TV: Do you have a life motto?

TS: “My first answer was really no, but then I thought about it—it’s not a motto, but I do try to use it to guide my life, both in my personal life and in my career—it’s the golden rule. It’s something that makes a lot of sense, but it’s not always easy to do. The other thing, I know you hear it a lot, is to never give up. I can’t tell you how important that is. I learned it the first time I was a student at Villanova because I was not the strongest student, and there were many times when I questioned ‘Am I ever going to graduate?’ When I think back, it’s almost like there were situations where I should have quit…. but I think I learned that when I was a student and I implemented that same philosophy throughout my life and my career. The majority of my career working with NASA was extremely positive, but there were a few days that were really, really tough. When the general public sees the loss of a space shuttle, which happened twice, it affects them, but when those astronauts who are lost are your coworkers and your friends, it’s very different.”

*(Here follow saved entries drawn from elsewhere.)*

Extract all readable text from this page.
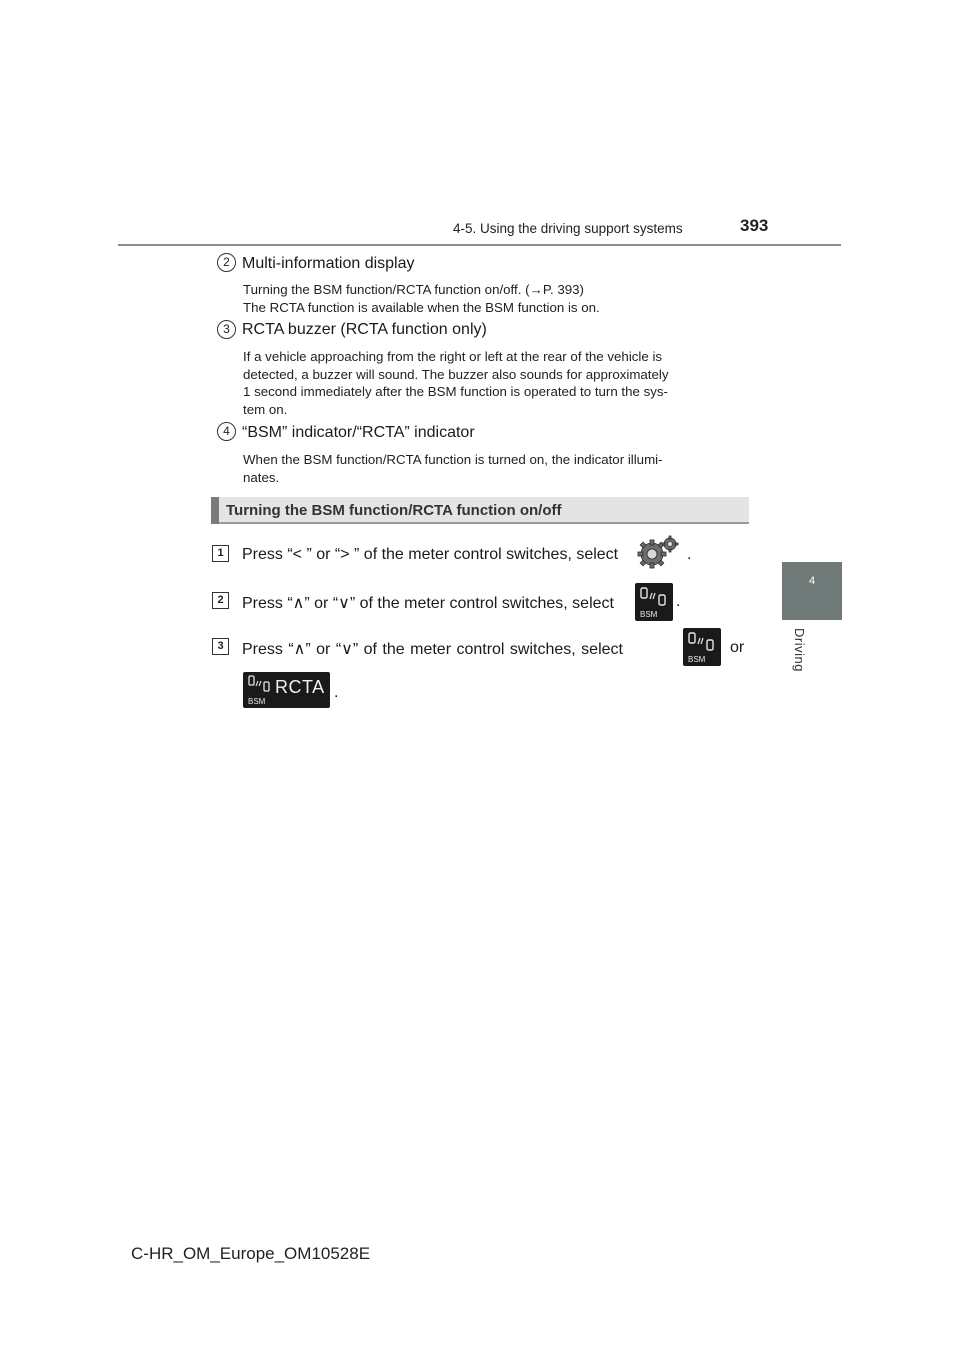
4-5. Using the driving support systems	393
4
Driving
2 Multi-information display
Turning the BSM function/RCTA function on/off. (→P. 393)
The RCTA function is available when the BSM function is on.
3 RCTA buzzer (RCTA function only)
If a vehicle approaching from the right or left at the rear of the vehicle is
detected, a buzzer will sound. The buzzer also sounds for approximately
1 second immediately after the BSM function is operated to turn the sys-
tem on.
4 “BSM” indicator/“RCTA” indicator
When the BSM function/RCTA function is turned on, the indicator illumi-
nates.
Turning the BSM function/RCTA function on/off
1	Press “< ” or “> ” of the meter control switches, select	.
2	Press “∧” or “∨” of the meter control switches, select
BSM
.
3	Press “∧” or “∨” of the meter control switches, select
BSM
or
BSM
RCTA .
C-HR_OM_Europe_OM10528E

TV: Do you have a favorite memory from your time at Villanova?

TS: “I think if I had to (boil it down), it would be actually graduating. I’d be lying if I said that wasn’t a highlight. Most of the other highlights, to be honest with you, relate to basketball games. I had season tickets. I never missed a basketball game. I missed Dr. Martin Luther King, but I never missed a basketball game. (laughs) I can remember, while I was a student, Providence, one season, was the number one team in the country, and we played them in Nevin Field House and we killed them.”

TV: What’s the most surprising thing you learned after you graduated?

TS: “Once I started working, nobody ever again asked what my GPA. Your grades are important, no doubt about it, especially for getting that first job. What you may not realize is once you start working, nobody cares what your GPA was. Now, it’s up to you to perform.”